Deputy Minister of National Security – Commander of Border Troops
- In office 21 March 2001 – 31 July 2002

Personal details
- Born: 22 September 1967 (age 58) Sumgayit, Azerbaijan SSR, Soviet Union

Military service
- Allegiance: Soviet Union (1988–1991) Azerbaijan (1991–Present)
- Branch/service: State Border Service
- Years of service: 1988–Present
- Rank: Colonel general

= Elchin Guliyev =

Azerbaijani politician (born 1967)

Colonel general Elchin Guliyev (Elçin Isa oğlu Quliyev; born 22 September 1967) is an Azerbaijani politician who serves as the Chief of State Border Service of Azerbaijan Republic.

==Early life==
Guliyev was born on 22 September 1967 in Sumgayit, Azerbaijan. Between 1974 and 1982, he studied at secondary schools No. 20 and 23, and from 1982 to 1984, he went to a Jamshid Nakhichevanski Military Lyceum—a specialized military training school. In 1984 he entered the Baku Higher Combined Arms Command School. Graduating from the school in 1988, he served in various positions at Northern Group of Forces of the Soviet Army stationed in Poland from 1988 to 1992. After restoration of independence of Azerbaijan, he served as the Commander of an Army Unit of Azerbaijani Armed Forces from 1992 to 2001.

==Political career==
On 21 March 2001 he was appointed Deputy Minister of Ministry of National Security and Commander of Azerbaijani Border Guard by President Heydar Aliyev. On 31 July 2002 he was appointed Chief of State Border Service of Azerbaijan Republic by President Heydar Aliyev. As the Chief of State Border Service, he was able to encourage opening of a new Academy of State Border Troops in August 2010, of which he became the rector. He also enabled stronger defense of maritime borders. While in office, Guliyev has built strong relations with border services of other countries seeking to train the Azerbaijani servicemen to enforce better defense of pipelines and oil and gas deposits.

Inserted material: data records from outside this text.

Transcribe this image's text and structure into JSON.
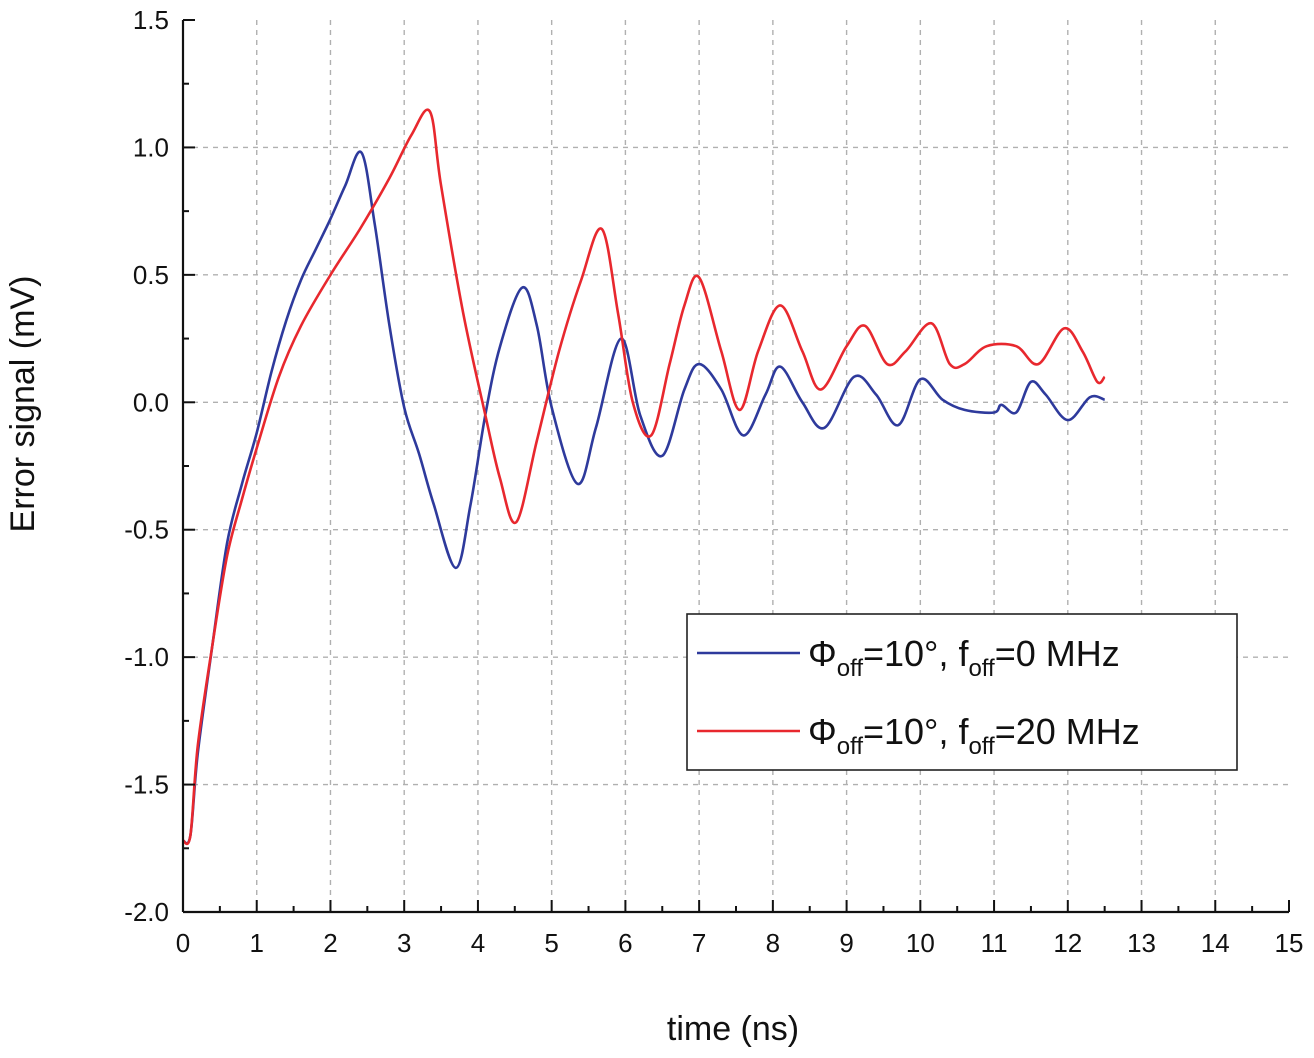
{
  "chart_data": {
    "type": "line",
    "title": "",
    "xlabel": "time (ns)",
    "ylabel": "Error signal (mV)",
    "xlim": [
      0,
      15
    ],
    "ylim": [
      -2.0,
      1.5
    ],
    "grid": true,
    "legend_position": "right-middle",
    "x_ticks": [
      "0",
      "1",
      "2",
      "3",
      "4",
      "5",
      "6",
      "7",
      "8",
      "9",
      "10",
      "11",
      "12",
      "13",
      "14",
      "15"
    ],
    "y_ticks": [
      "-2.0",
      "-1.5",
      "-1.0",
      "-0.5",
      "0.0",
      "0.5",
      "1.0",
      "1.5"
    ],
    "series": [
      {
        "name": "Φoff=10°, foff=0 MHz",
        "legend": {
          "symbol": "Φ",
          "sub1": "off",
          "mid": "=10°, f",
          "sub2": "off",
          "tail": "=0 MHz"
        },
        "color": "#2e3a9c",
        "x": [
          0,
          0.1,
          0.2,
          0.4,
          0.6,
          0.8,
          1.0,
          1.2,
          1.4,
          1.6,
          1.8,
          2.0,
          2.2,
          2.42,
          2.6,
          2.8,
          3.0,
          3.2,
          3.4,
          3.7,
          3.9,
          4.1,
          4.3,
          4.6,
          4.8,
          5.0,
          5.35,
          5.6,
          5.94,
          6.2,
          6.5,
          6.8,
          7.0,
          7.3,
          7.6,
          7.9,
          8.1,
          8.4,
          8.7,
          9.1,
          9.4,
          9.7,
          10.0,
          10.3,
          10.6,
          11.0,
          11.1,
          11.3,
          11.5,
          11.7,
          12.0,
          12.3,
          12.5
        ],
        "y": [
          -1.72,
          -1.7,
          -1.38,
          -0.95,
          -0.55,
          -0.32,
          -0.12,
          0.12,
          0.32,
          0.48,
          0.6,
          0.72,
          0.85,
          0.98,
          0.7,
          0.3,
          -0.02,
          -0.2,
          -0.4,
          -0.65,
          -0.4,
          -0.05,
          0.22,
          0.45,
          0.3,
          -0.02,
          -0.32,
          -0.1,
          0.25,
          -0.05,
          -0.21,
          0.05,
          0.15,
          0.05,
          -0.13,
          0.03,
          0.14,
          0.0,
          -0.1,
          0.1,
          0.03,
          -0.09,
          0.09,
          0.01,
          -0.03,
          -0.04,
          -0.01,
          -0.04,
          0.08,
          0.03,
          -0.07,
          0.02,
          0.01
        ]
      },
      {
        "name": "Φoff=10°, foff=20 MHz",
        "legend": {
          "symbol": "Φ",
          "sub1": "off",
          "mid": "=10°, f",
          "sub2": "off",
          "tail": "=20 MHz"
        },
        "color": "#e8282e",
        "x": [
          0,
          0.1,
          0.2,
          0.4,
          0.6,
          0.8,
          1.0,
          1.3,
          1.6,
          2.0,
          2.4,
          2.8,
          3.1,
          3.35,
          3.5,
          3.8,
          4.1,
          4.3,
          4.52,
          4.8,
          5.1,
          5.4,
          5.68,
          5.9,
          6.1,
          6.35,
          6.6,
          6.8,
          7.0,
          7.3,
          7.55,
          7.8,
          8.1,
          8.4,
          8.65,
          9.0,
          9.25,
          9.55,
          9.8,
          10.15,
          10.4,
          10.6,
          10.9,
          11.3,
          11.6,
          11.95,
          12.2,
          12.4,
          12.5
        ],
        "y": [
          -1.72,
          -1.7,
          -1.35,
          -0.95,
          -0.6,
          -0.38,
          -0.18,
          0.1,
          0.3,
          0.5,
          0.68,
          0.88,
          1.05,
          1.14,
          0.85,
          0.35,
          -0.05,
          -0.3,
          -0.47,
          -0.15,
          0.2,
          0.48,
          0.68,
          0.35,
          0.0,
          -0.13,
          0.15,
          0.38,
          0.49,
          0.2,
          -0.03,
          0.2,
          0.38,
          0.2,
          0.05,
          0.22,
          0.3,
          0.15,
          0.2,
          0.31,
          0.15,
          0.15,
          0.22,
          0.22,
          0.15,
          0.29,
          0.2,
          0.08,
          0.1
        ]
      }
    ]
  }
}
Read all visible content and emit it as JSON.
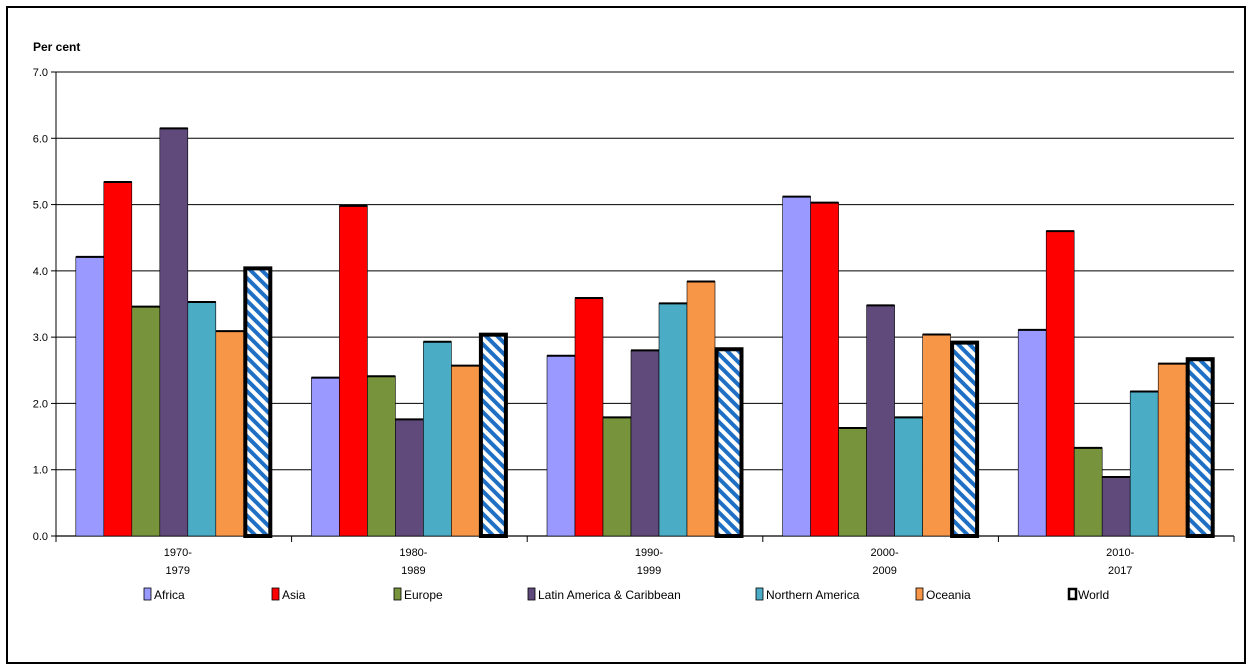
{
  "chart_data": {
    "type": "bar",
    "ylabel": "Per cent",
    "ylim": [
      0,
      7
    ],
    "yticks": [
      "0.0",
      "1.0",
      "2.0",
      "3.0",
      "4.0",
      "5.0",
      "6.0",
      "7.0"
    ],
    "grid": true,
    "legend_position": "bottom",
    "categories": [
      [
        "1970-",
        "1979"
      ],
      [
        "1980-",
        "1989"
      ],
      [
        "1990-",
        "1999"
      ],
      [
        "2000-",
        "2009"
      ],
      [
        "2010-",
        "2017"
      ]
    ],
    "series": [
      {
        "name": "Africa",
        "color": "#9999ff",
        "pattern": "solid",
        "values": [
          4.21,
          2.39,
          2.72,
          5.12,
          3.11
        ]
      },
      {
        "name": "Asia",
        "color": "#ff0000",
        "pattern": "solid",
        "values": [
          5.34,
          4.98,
          3.59,
          5.03,
          4.6
        ]
      },
      {
        "name": "Europe",
        "color": "#77933c",
        "pattern": "solid",
        "values": [
          3.46,
          2.41,
          1.79,
          1.63,
          1.33
        ]
      },
      {
        "name": "Latin America & Caribbean",
        "color": "#604a7b",
        "pattern": "solid",
        "values": [
          6.15,
          1.76,
          2.8,
          3.48,
          0.89
        ]
      },
      {
        "name": "Northern America",
        "color": "#4bacc6",
        "pattern": "solid",
        "values": [
          3.53,
          2.93,
          3.51,
          1.79,
          2.18
        ]
      },
      {
        "name": "Oceania",
        "color": "#f79646",
        "pattern": "solid",
        "values": [
          3.09,
          2.57,
          3.84,
          3.04,
          2.6
        ]
      },
      {
        "name": "World",
        "color": "#1f6fc5",
        "pattern": "hatch",
        "values": [
          4.06,
          3.06,
          2.84,
          2.94,
          2.69
        ]
      }
    ]
  }
}
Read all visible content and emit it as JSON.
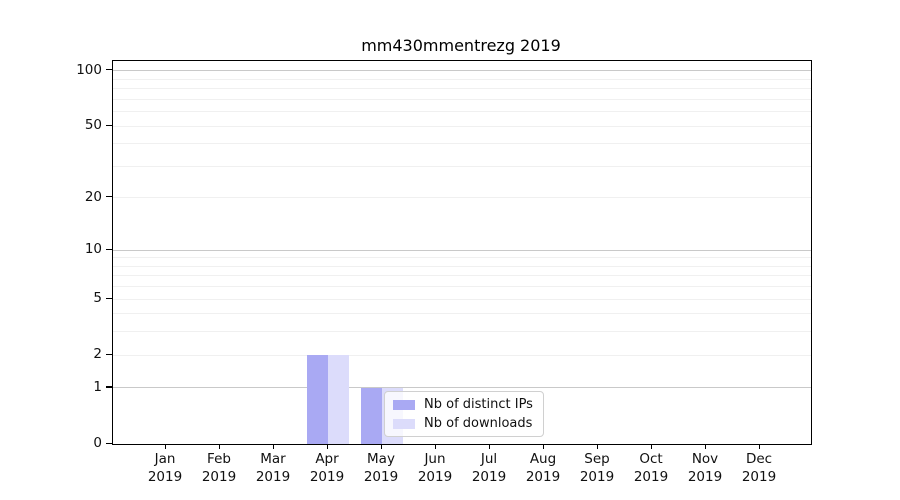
{
  "chart_data": {
    "type": "bar",
    "title": "mm430mmentrezg 2019",
    "x": {
      "categories": [
        "Jan",
        "Feb",
        "Mar",
        "Apr",
        "May",
        "Jun",
        "Jul",
        "Aug",
        "Sep",
        "Oct",
        "Nov",
        "Dec"
      ],
      "year_label": "2019"
    },
    "y": {
      "scale": "log1p",
      "ticks": [
        0,
        1,
        2,
        5,
        10,
        20,
        50,
        100
      ],
      "ymax": 113,
      "gridlines_minor": [
        2,
        3,
        4,
        5,
        6,
        7,
        8,
        9,
        20,
        30,
        40,
        50,
        60,
        70,
        80,
        90
      ],
      "gridlines_major": [
        1,
        10,
        100
      ],
      "grid": true
    },
    "series": [
      {
        "name": "Nb of distinct IPs",
        "color": "#a9a9f3",
        "values": [
          0,
          0,
          0,
          2,
          1,
          0,
          0,
          0,
          0,
          0,
          0,
          0
        ]
      },
      {
        "name": "Nb of downloads",
        "color": "#dcdcfb",
        "values": [
          0,
          0,
          0,
          2,
          1,
          0,
          0,
          0,
          0,
          0,
          0,
          0
        ]
      }
    ],
    "legend": {
      "position": "lower right area of plot",
      "entries": [
        "Nb of distinct IPs",
        "Nb of downloads"
      ]
    }
  },
  "colors": {
    "axis": "#000000",
    "grid_minor": "#f0f0f0",
    "grid_major": "#c9c9c9",
    "text": "#111111",
    "legend_border": "#d0d0d0"
  }
}
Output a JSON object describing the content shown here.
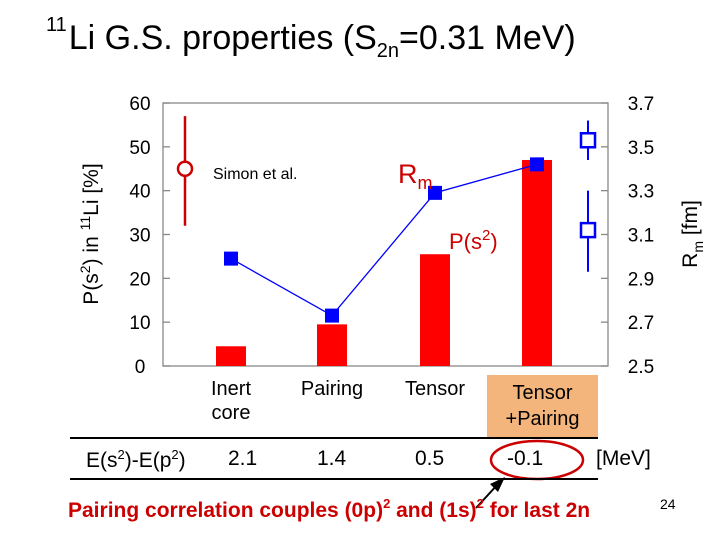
{
  "title": {
    "sup": "11",
    "main": "Li G.S. properties  (S",
    "sub": "2n",
    "tail": "=0.31 MeV)"
  },
  "colors": {
    "bar": "#ff0000",
    "marker": "#0000ff",
    "highlight": "#f4b57d"
  },
  "chart_data": {
    "type": "bar",
    "categories": [
      "Inert core",
      "Pairing",
      "Tensor",
      "Tensor +Pairing"
    ],
    "series": [
      {
        "name": "P(s2)",
        "values": [
          4.5,
          9.5,
          25.5,
          47
        ],
        "axis": "left"
      },
      {
        "name": "Rm",
        "values": [
          2.99,
          2.73,
          3.29,
          3.42
        ],
        "axis": "right",
        "style": "line-markers"
      }
    ],
    "left_axis": {
      "label_parts": [
        "P(s",
        "2",
        ") in ",
        "11",
        "Li [%]"
      ],
      "ylim": [
        0,
        60
      ],
      "ticks": [
        0,
        10,
        20,
        30,
        40,
        50,
        60
      ]
    },
    "right_axis": {
      "label_parts": [
        "R",
        "m",
        " [fm]"
      ],
      "ylim": [
        2.5,
        3.7
      ],
      "ticks": [
        "2.5",
        "2.7",
        "2.9",
        "3.1",
        "3.3",
        "3.5",
        "3.7"
      ]
    },
    "experiment": {
      "label": "Simon et al.",
      "p_s2": {
        "value": 45,
        "low": 32,
        "high": 57
      },
      "rm": [
        {
          "value": 3.53,
          "low": 3.44,
          "high": 3.62
        },
        {
          "value": 3.12,
          "low": 2.93,
          "high": 3.3
        }
      ]
    },
    "annotations": {
      "rm": {
        "main": "R",
        "sub": "m"
      },
      "ps2": {
        "main": "P(s",
        "sup": "2",
        "tail": ")"
      }
    },
    "category_labels": [
      [
        "Inert",
        "core"
      ],
      [
        "Pairing"
      ],
      [
        "Tensor"
      ],
      [
        "Tensor",
        "+Pairing"
      ]
    ]
  },
  "energy": {
    "label_main": "E(s",
    "sup1": "2",
    "label_mid": ")-E(p",
    "sup2": "2",
    "label_end": ")",
    "values": [
      "2.1",
      "1.4",
      "0.5",
      "-0.1"
    ],
    "unit": "[MeV]"
  },
  "footnote": {
    "part1": "Pairing correlation couples (0p)",
    "sup1": "2",
    "part2": " and (1s)",
    "sup2": "2",
    "part3": " for last 2n"
  },
  "page_number": "24"
}
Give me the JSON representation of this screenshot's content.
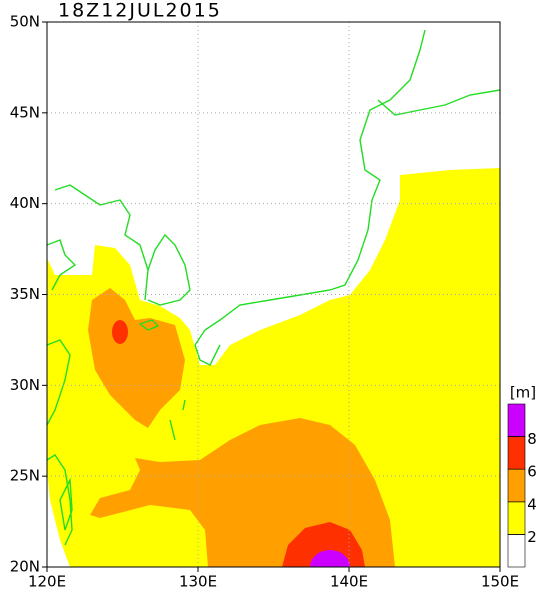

On 6 March 2009, Guliyev was also elected the President of the Azerbaijan Horseback Riding Sports Federation.

In the fall of 2020, during the armed conflict in Nagorno-Karabakh with the participation of the State Border Service, the Azerbaijani forces seized control of several settlements in Jabrayil District. The Supreme Commander of the Azerbaijani Armed Forces, President Ilham Aliyev congratulated Elchin Guliyev in connection with "raising the Azerbaijani flag over the Khudafarin bridge, liberating several residential settlements with the participation of the SBS."

==Awards and ranks==
On 15 August 2001, he was conferred the rank of Major General. On 17 May 2003, he obtained the rank of Lieutenant General. On 15 August 2014, he obtained the rank of Colonel general. He was awarded with multiple medals and orders of Azerbaijan Republic and other countries. On 9 December 2020, Guliyev was awarded the Zafar Order.